13 Such ‘modern mythologies’ of course also included Nazi ideology, which, on some readings, ‘rejected rationalism, intellectualism and the European Enlightenment’ (Mahlendorf Citation2009, 96). For Adorno and Horkheimer, however, Enlightenment was almost pre-destined to descend into such barbarisms; and such an argument runs throughout the writings of not just the Frankfurt School, but also the likes of Michel Foucault in his critiques of Enlightenment/Reason in its treatment of Madness/Unreason (see Philo Citation2013).

14 There is no evidence that Betjeman knew anything of the Frankfurt School.

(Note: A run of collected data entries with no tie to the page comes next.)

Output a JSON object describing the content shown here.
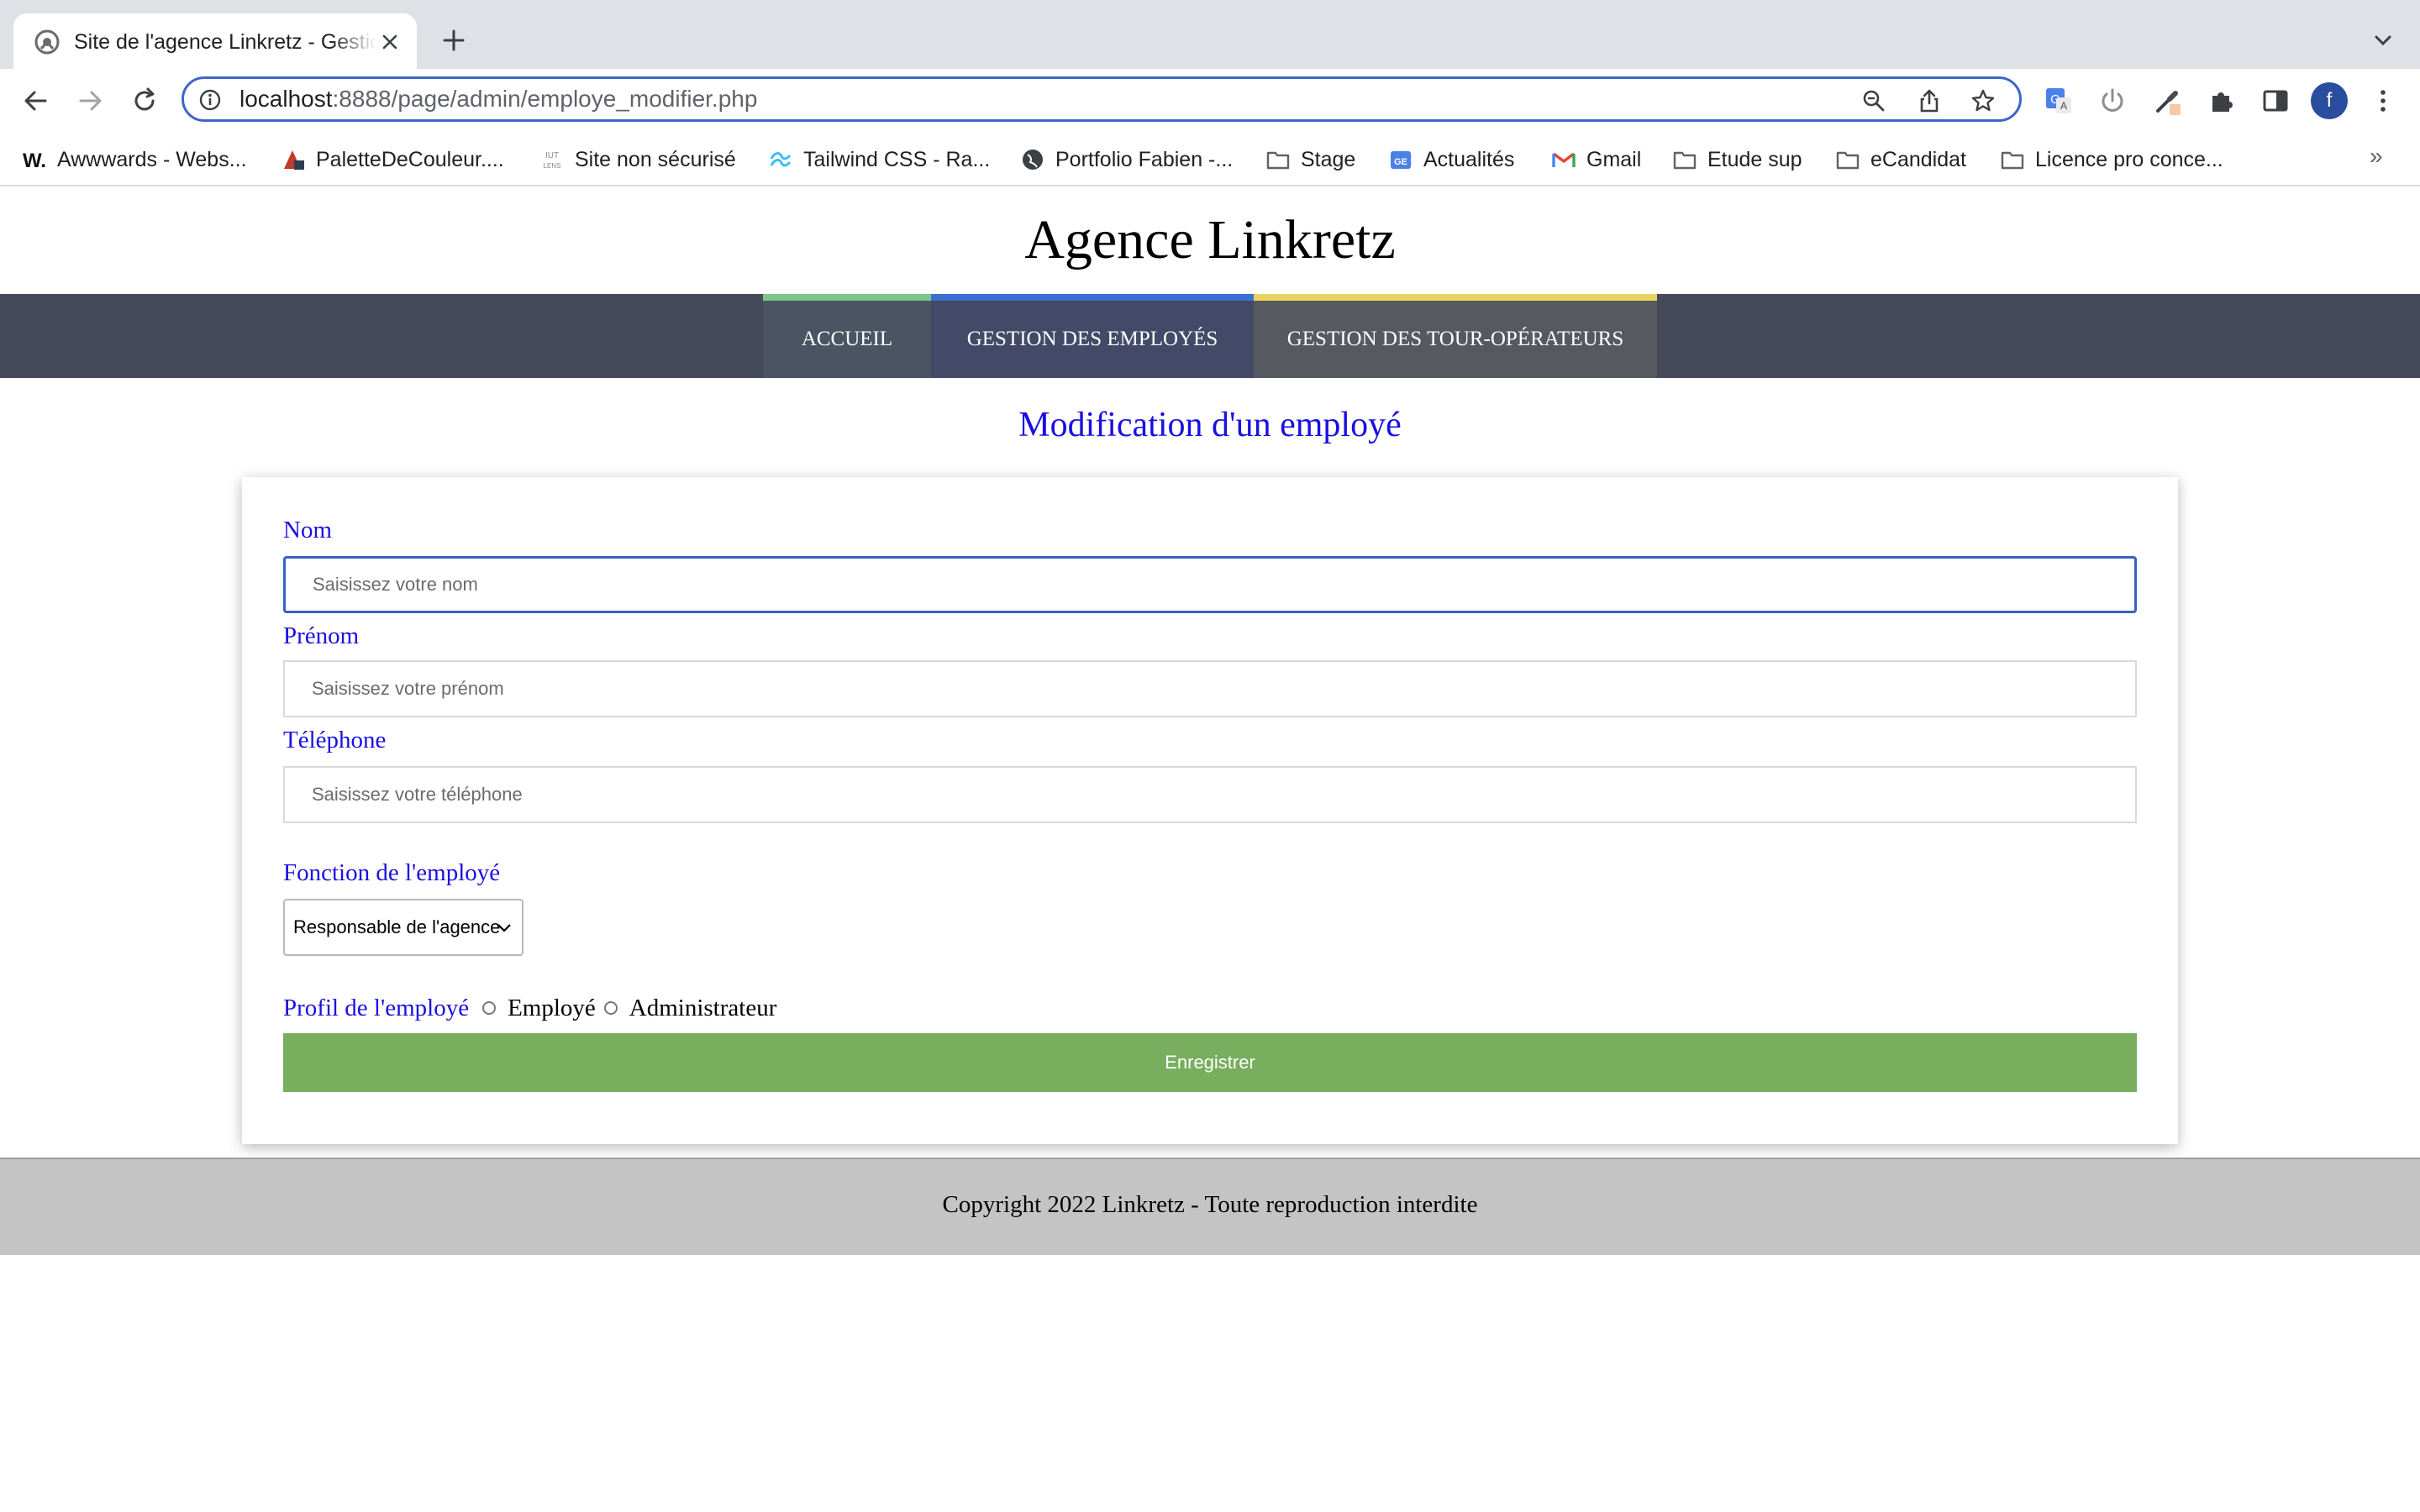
{
  "browser": {
    "tab": {
      "title": "Site de l'agence Linkretz - Gestion des employés"
    },
    "url": {
      "host": "localhost",
      "path": ":8888/page/admin/employe_modifier.php"
    },
    "profile_initial": "f",
    "bookmarks": [
      {
        "label": "Awwwards - Webs...",
        "icon": "awwwards-icon"
      },
      {
        "label": "PaletteDeCouleur....",
        "icon": "palette-icon"
      },
      {
        "label": "Site non sécurisé",
        "icon": "iut-icon"
      },
      {
        "label": "Tailwind CSS - Ra...",
        "icon": "tailwind-icon"
      },
      {
        "label": "Portfolio Fabien -...",
        "icon": "globe-icon"
      },
      {
        "label": "Stage",
        "icon": "folder-icon"
      },
      {
        "label": "Actualités",
        "icon": "news-icon"
      },
      {
        "label": "Gmail",
        "icon": "gmail-icon"
      },
      {
        "label": "Etude sup",
        "icon": "folder-icon"
      },
      {
        "label": "eCandidat",
        "icon": "folder-icon"
      },
      {
        "label": "Licence pro conce...",
        "icon": "folder-icon"
      }
    ],
    "bookmarks_more": "»"
  },
  "site": {
    "title": "Agence Linkretz",
    "nav": [
      {
        "label": "ACCUEIL",
        "accent": "#7cc489",
        "bg": "#4b5463"
      },
      {
        "label": "GESTION DES EMPLOYÉS",
        "accent": "#3c6fd0",
        "bg": "#434a67"
      },
      {
        "label": "GESTION DES TOUR-OPÉRATEURS",
        "accent": "#e9d25f",
        "bg": "#575960"
      }
    ]
  },
  "form": {
    "heading": "Modification d'un employé",
    "nom": {
      "label": "Nom",
      "placeholder": "Saisissez votre nom"
    },
    "prenom": {
      "label": "Prénom",
      "placeholder": "Saisissez votre prénom"
    },
    "telephone": {
      "label": "Téléphone",
      "placeholder": "Saisissez votre téléphone"
    },
    "fonction": {
      "label": "Fonction de l'employé",
      "selected": "Responsable de l'agence"
    },
    "profil": {
      "label": "Profil de l'employé",
      "options": [
        "Employé",
        "Administrateur"
      ]
    },
    "submit_label": "Enregistrer"
  },
  "footer": {
    "text": "Copyright 2022 Linkretz - Toute reproduction interdite"
  },
  "colors": {
    "label": "#1a10e0",
    "navbar": "#444a5a",
    "button": "#78ae5d",
    "footer": "#c4c4c4"
  }
}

15 Elsewhere in Adorno’s oeuvre, when discussing ‘authoritarian personalities’ and the ‘infantile’ responses of mass populations, notions of ‘childishness’ and being ‘childlike’ acquire a more negative and troubling dimension; a contradiction noted by Bard-Rosenberg (Citation2013) among others.

16 There are the outlines here of a broader thesis about where ‘happiness’ peeps through Adorno’s otherwise ‘melancholy science’ (Rose Citation2014), possibly influenced by how his one-time mentor, Walter Benjamin, delighted in fairy tales and the ‘promises’ of children’s stories (Duffy and Boscagli Citation2011, 8; also Feuer Citation2015). These glimpses at other, unfettered ways of encountering and knowing the world, ones that willingly invent and suspend disbelief, are also related to strands of utopian thinking in Adorno’s oeuvre, notably by Floyd (Citation2010, 8–9) when quoting passages from Adorno’s aphoristic Minima Moralia (Adorno Citation2005a) about children, ‘nooks and crannies’ and ‘little trucks’ to disclose ‘[t]he sensory quality’ of objects – meaning the ‘use values’ in what inventively can be done with them – as ‘precisely what children, unlike adults, can see’. In line with an overall arc in this essay, the small intimacies of children’s geographies, including playing with toys, here take on a profound meaning.

17 A not dissimilar line of reasoning is to be found in Philo and Swanson (Citation2008), where we seek to explain why the apparently/utterly ‘trivial’ aspects of childhood – those aspects called to the fore for the study of children’s geographies by Horton and Kraftl (Citation2005) – should not be dismissed as indeed too trivial in comparison with the wider political-economic and socio-cultural structuring of ‘young lives’. Such aspects matter precisely because they are the texture of (hopefully) happy ‘young lives’: thus, why they matter only really becomes obvious when they are lost, when the children, like Shmuel’s young friends in ‘Out-With’, stop playing (‘And the children weren’t playing games in groups’: Boyne Citation2006, 206). The adult political charge to ensure that such smallnesses are not lost from children’s lifeworlds is emphasised in Philo and Smith (Citation2013).

18 This was Adorno’s ‘new categorical imperative’, that Auschwitz should never happen again. As Short (Citation2007, 195) writes, ‘[t]here is an element of childhood mimesis located in the midst of Adorno’s most negative of pronouncements [in Negative Dialectics], his formulation of the new categorical imperative’.

19 A specific claim that might also be advanced would be about how this essay can perhaps speak to debates about the historical geography of Enlightenment as itself a variegated resource for thinking through diverse matters at the heart of re-envisaging – possibly ‘re-enlightening’ – critical scholarship in and beyond contemporary human geography (e.g. Livingstone and Withers Citation1999).